A man standing beside a vasta, black and shining wave made of stone.
Keith Tyson, 16 m3 Ocean (Atlantic), 2024, high-gloss lacquered bronze and stainless steel, Courtesy the Artist. Photograph: Peter Mallet.

Keith Tyson’s Universal Symphony 

TIMO VALJAKKA, CURATOR OF THE EXHIBITIONIn the works of British artist Keith Tyson, everything is connected to everything, surprisingly and without hierarchy. This is also indicated by the name of his exhibition, Universal Symphony. The exhibition at Serlachius Manor is the largest solo exhibition of the Turner Prize-winning artist’s career. 

Keith Tyson (b. 1969) has mastered his tools and materials, whether it is painting, sculpture, photography or drawing. But he is also an accomplished programmer for whom artificial intelligence and algorithms are everyday tools. Tyson’s intricate works offer fascinating perspectives not only into the world but also into what art can be. 

Tyson is not interested in recognisable style or self-expression.

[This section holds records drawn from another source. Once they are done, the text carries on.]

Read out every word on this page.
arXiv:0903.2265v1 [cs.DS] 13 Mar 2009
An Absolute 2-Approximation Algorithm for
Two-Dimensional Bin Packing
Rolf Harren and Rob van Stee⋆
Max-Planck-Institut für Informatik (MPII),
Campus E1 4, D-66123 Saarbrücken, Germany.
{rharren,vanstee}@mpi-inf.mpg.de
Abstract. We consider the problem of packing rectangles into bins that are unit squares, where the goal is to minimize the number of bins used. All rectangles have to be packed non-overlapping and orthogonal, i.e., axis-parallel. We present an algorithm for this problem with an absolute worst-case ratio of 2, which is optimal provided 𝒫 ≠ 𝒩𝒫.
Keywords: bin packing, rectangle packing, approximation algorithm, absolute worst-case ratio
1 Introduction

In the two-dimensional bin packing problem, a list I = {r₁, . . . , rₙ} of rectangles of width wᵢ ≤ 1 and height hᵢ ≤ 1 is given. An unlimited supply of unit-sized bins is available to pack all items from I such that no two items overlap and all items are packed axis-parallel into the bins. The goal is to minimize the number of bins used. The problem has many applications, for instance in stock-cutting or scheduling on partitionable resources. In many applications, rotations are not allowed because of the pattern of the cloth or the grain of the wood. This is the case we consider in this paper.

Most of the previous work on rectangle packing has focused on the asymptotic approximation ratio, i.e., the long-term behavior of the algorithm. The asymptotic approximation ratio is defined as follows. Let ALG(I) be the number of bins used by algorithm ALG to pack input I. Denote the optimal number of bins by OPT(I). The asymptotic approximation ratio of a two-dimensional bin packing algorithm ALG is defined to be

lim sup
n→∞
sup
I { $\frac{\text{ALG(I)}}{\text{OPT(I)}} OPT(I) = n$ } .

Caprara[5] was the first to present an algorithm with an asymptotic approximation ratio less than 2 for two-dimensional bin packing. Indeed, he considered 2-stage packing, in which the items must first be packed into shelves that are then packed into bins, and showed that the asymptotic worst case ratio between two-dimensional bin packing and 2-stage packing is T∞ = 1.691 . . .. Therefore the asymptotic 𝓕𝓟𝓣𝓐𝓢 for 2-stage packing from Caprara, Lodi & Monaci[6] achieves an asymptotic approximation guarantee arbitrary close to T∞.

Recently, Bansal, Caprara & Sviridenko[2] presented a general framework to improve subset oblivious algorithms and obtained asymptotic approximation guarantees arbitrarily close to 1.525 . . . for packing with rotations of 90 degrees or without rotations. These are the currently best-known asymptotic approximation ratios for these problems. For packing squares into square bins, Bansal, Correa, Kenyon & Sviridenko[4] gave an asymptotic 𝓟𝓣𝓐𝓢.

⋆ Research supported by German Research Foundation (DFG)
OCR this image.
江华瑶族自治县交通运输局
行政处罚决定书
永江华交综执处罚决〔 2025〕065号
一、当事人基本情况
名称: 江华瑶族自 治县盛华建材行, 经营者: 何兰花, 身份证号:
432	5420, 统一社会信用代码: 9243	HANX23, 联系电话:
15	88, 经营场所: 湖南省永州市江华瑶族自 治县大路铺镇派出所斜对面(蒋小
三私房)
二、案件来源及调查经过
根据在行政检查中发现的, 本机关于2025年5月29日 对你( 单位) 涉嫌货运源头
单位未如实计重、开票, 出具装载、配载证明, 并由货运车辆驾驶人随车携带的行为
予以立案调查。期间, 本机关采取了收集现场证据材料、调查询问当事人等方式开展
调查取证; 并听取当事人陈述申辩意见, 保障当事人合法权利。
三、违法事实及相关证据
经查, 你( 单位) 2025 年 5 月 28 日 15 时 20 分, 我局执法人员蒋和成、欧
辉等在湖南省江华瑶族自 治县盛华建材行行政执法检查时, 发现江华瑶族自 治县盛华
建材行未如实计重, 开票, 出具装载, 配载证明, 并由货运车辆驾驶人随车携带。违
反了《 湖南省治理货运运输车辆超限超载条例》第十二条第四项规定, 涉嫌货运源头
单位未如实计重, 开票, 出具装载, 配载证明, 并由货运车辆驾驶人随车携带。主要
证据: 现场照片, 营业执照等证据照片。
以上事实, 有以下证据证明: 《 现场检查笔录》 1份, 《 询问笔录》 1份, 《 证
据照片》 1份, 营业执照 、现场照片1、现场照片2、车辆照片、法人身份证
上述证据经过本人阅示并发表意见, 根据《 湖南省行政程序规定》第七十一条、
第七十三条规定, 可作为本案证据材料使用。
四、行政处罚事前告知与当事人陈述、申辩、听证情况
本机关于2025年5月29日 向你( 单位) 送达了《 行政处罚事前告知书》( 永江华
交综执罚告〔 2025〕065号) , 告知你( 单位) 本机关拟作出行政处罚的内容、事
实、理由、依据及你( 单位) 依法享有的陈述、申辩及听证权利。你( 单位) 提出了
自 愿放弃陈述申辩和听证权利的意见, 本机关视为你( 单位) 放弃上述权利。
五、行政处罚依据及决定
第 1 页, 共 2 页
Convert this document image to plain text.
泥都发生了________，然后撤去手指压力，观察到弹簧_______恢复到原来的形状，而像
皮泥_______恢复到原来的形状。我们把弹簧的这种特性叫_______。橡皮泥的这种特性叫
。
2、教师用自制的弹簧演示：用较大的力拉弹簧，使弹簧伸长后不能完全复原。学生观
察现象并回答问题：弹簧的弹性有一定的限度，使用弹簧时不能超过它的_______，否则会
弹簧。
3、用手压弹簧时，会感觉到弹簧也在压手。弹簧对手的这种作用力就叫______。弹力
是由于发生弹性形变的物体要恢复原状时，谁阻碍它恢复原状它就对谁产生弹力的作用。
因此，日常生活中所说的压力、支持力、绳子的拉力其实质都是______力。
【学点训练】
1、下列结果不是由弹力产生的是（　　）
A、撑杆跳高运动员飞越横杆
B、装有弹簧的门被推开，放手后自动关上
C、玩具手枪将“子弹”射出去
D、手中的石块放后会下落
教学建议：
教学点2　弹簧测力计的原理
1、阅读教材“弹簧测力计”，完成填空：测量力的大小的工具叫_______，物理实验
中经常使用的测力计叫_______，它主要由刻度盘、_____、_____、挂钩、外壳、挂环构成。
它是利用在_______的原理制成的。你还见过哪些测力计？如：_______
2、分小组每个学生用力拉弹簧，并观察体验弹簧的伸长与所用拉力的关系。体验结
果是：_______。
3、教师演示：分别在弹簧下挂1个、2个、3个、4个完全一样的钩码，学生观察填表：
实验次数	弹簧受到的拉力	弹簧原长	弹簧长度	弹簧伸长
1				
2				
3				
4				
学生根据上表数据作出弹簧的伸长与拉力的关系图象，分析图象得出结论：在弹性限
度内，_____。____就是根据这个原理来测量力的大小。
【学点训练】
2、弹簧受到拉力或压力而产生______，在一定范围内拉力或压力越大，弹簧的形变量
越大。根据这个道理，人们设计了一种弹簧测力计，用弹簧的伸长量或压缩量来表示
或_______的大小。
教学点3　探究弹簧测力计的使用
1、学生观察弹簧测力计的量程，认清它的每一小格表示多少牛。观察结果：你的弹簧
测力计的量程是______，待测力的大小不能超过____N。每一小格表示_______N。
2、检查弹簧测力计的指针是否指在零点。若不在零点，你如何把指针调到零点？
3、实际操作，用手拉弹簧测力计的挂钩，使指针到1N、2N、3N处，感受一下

In his works, he examines the different forces, relationships and processes that we use to try to understand the world and through which things and phenomena gain meaning. These include, for example, various physical and chemical chains of events, language models used by artificial intelligence, and the latest achievements in quantum physics. 

Tyson is not interested in recognisable style or self-expression.

Tyson sees art and poetry as attempts to express about what cannot be conveyed in other ways. His works are based on knowledge and emotion as well as on the viewer’s bodily experience in front of them, such as the monumental 16 m3 of Ocean (Atlantic). 

Keith Tyson, Dark Sundial, 2024, bronze, stainless steel, electronic guidance, motor, stone plinth, Courtesy the Artist. Photograph: Keith Tyson Projects.

Art Machine gives instructions 

Developed by Tyson in the 1990s, Art Machine delves into the essence of art. It is a set of algorithms programmed into a computer, or precise instructions based on a database that is a map of all stored human information. When the Art Machine processes the material fed to it according to the conditions given to it, it produces a set of instructions according to which Tyson implements the artwork. The instructions include the subject of the work, dimensions, materials and other parameters required at any given time.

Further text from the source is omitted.